Le marché des crédits carbone, c’est notre dada.

Si l’on est convaincus de sa nécessité pour la transition environnementale, on a également conscience des questions et doutes qu’il soulève. Du moins, on remarque les sourcils qui se froncent dans un premier temps chez les personnes à qui l’on en parle au quotidien.

Nous avons donc eu envie de vous partager quelques unes des leçons que nous avons apprises en travaillant sur le sujet depuis des mois (au delà du son de Marco Mouly que l’on a trouvé assez doux dans les Rois de l’Arnaque). Dans cet article vous apprendrez :

  • Ce qui différencie les quotas carbone des crédits carbone volontaires, et pourquoi ces derniers sont essentiels à la transition environnementale
  • Les raisons de la mauvaise presse (justifiée) de la compensation carbone, liée au greenwashing
  • Ce qu’il y a derrière un mécanisme vertueux de contribution carbone
  • Mais surtout : Le lien entre Yannick Noah, les arbres et la transition environnementale

I. La différence entre quotas carbone régulés et crédits carbone volontaires

Le marché EU-ETS (pour Emissions Trading Scheme) a été créé en 2005 par l’Union Européenne pour réguler les émissions de gaz à effets de serre (GES) des installations industrielles de plus de 20MW, représentant environ 50% des émissions de l’UE. Concrètement, un plafond d’émissions de GES est imposé aux installations concernées, et les entreprises s’échangent des quotas carbone en fonction de leur niveau réel d’émissions par rapport à ce seuil : celles polluant moins que le plafond vendent des quotas à celles le dépassant, avec 1 quota correspondant à 1 tonne de CO2e à laquelle le mécanisme de marché fixe un prix selon les variations d’offre et de demande.

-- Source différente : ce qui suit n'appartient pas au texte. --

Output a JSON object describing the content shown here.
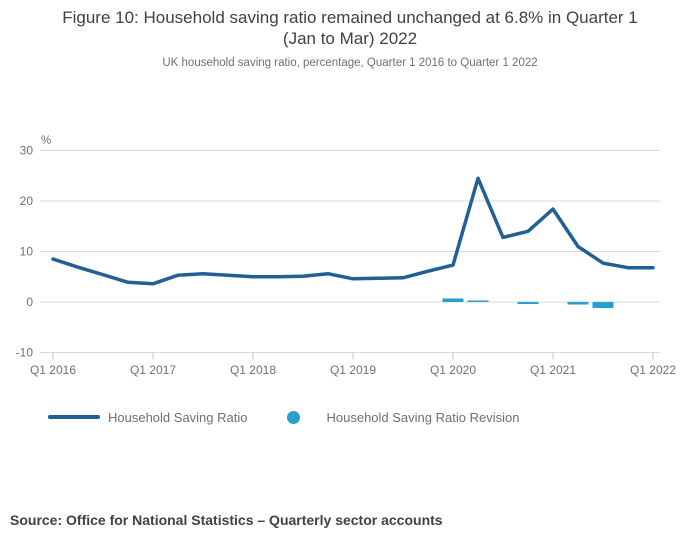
{
  "page": {
    "title": "Figure 10: Household saving ratio remained unchanged at 6.8% in Quarter 1 (Jan to Mar) 2022",
    "subtitle": "UK household saving ratio, percentage, Quarter 1 2016 to Quarter 1 2022",
    "source": "Source: Office for National Statistics – Quarterly sector accounts"
  },
  "legend": {
    "series1_label": "Household Saving Ratio",
    "series2_label": "Household Saving Ratio Revision"
  },
  "colors": {
    "title_text": "#414042",
    "muted_text": "#707071",
    "gridline": "#d9d9d9",
    "tick_mark": "#c6c6c6",
    "line_series": "#206095",
    "bar_series": "#27a0cc"
  },
  "chart_data": {
    "type": "line",
    "title": "Figure 10: Household saving ratio remained unchanged at 6.8% in Quarter 1 (Jan to Mar) 2022",
    "subtitle": "UK household saving ratio, percentage, Quarter 1 2016 to Quarter 1 2022",
    "xlabel": "",
    "ylabel": "%",
    "ylim": [
      -10,
      30
    ],
    "yticks": [
      30,
      20,
      10,
      0,
      -10
    ],
    "grid": "horizontal",
    "legend_position": "bottom",
    "categories": [
      "Q1 2016",
      "Q2 2016",
      "Q3 2016",
      "Q4 2016",
      "Q1 2017",
      "Q2 2017",
      "Q3 2017",
      "Q4 2017",
      "Q1 2018",
      "Q2 2018",
      "Q3 2018",
      "Q4 2018",
      "Q1 2019",
      "Q2 2019",
      "Q3 2019",
      "Q4 2019",
      "Q1 2020",
      "Q2 2020",
      "Q3 2020",
      "Q4 2020",
      "Q1 2021",
      "Q2 2021",
      "Q3 2021",
      "Q4 2021",
      "Q1 2022"
    ],
    "x_tick_labels": [
      "Q1 2016",
      "Q1 2017",
      "Q1 2018",
      "Q1 2019",
      "Q1 2020",
      "Q1 2021",
      "Q1 2022"
    ],
    "series": [
      {
        "name": "Household Saving Ratio",
        "type": "line",
        "color": "#206095",
        "values": [
          8.5,
          6.9,
          5.4,
          3.9,
          3.6,
          5.3,
          5.6,
          5.3,
          5.0,
          5.0,
          5.1,
          5.6,
          4.6,
          4.7,
          4.8,
          6.1,
          7.3,
          24.5,
          12.8,
          14.0,
          18.4,
          11.0,
          7.7,
          6.8,
          6.8
        ]
      },
      {
        "name": "Household Saving Ratio Revision",
        "type": "bar",
        "color": "#27a0cc",
        "values": [
          null,
          null,
          null,
          null,
          null,
          null,
          null,
          null,
          null,
          null,
          null,
          null,
          null,
          null,
          null,
          null,
          0.7,
          0.3,
          null,
          -0.4,
          null,
          -0.5,
          -1.2,
          null,
          null
        ]
      }
    ]
  }
}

Le marché des crédits carbone volontaires n’est lui pas (encore) régulé. Des entreprises (ou individus) peuvent acheter des crédits émis par des porteurs de projets bas-carbone, avec un crédit carbone toujours équivalent à 1 tonne de CO2e évitée ou séquestrée dans un puits de carbone.

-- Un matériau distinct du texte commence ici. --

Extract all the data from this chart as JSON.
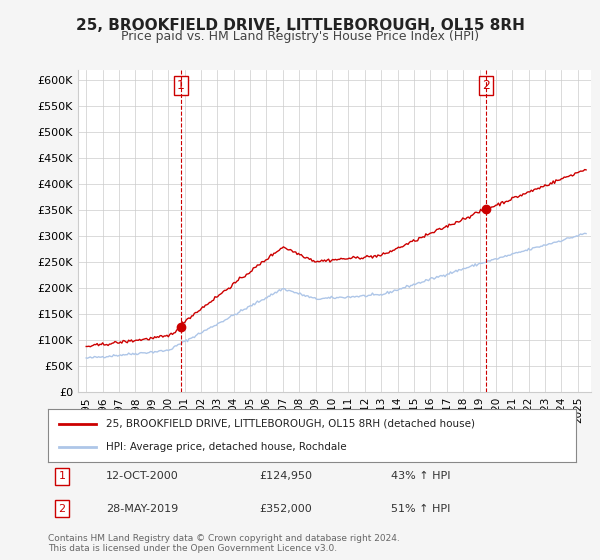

Si ce mécanisme de transaction de crédits carbone volontaire se fait vertueusement et non en lieu et place d’actions de réduction qui doivent être mises en oeuvre avant tout dans l’entreprise, c’est un formidable catalyseur de la transition environnementale : il permet de financer le développement des solutions de réduction et de séquestration de GES requises pour lutter contre le réchauffement climatique, et combler ainsi une partie du trou béant d’investissements nécessaires à la transition environnementale (3500 milliards de $ requis par an à l’échelle mondiale selon le BCG, soit 6 fois les investissements actuels).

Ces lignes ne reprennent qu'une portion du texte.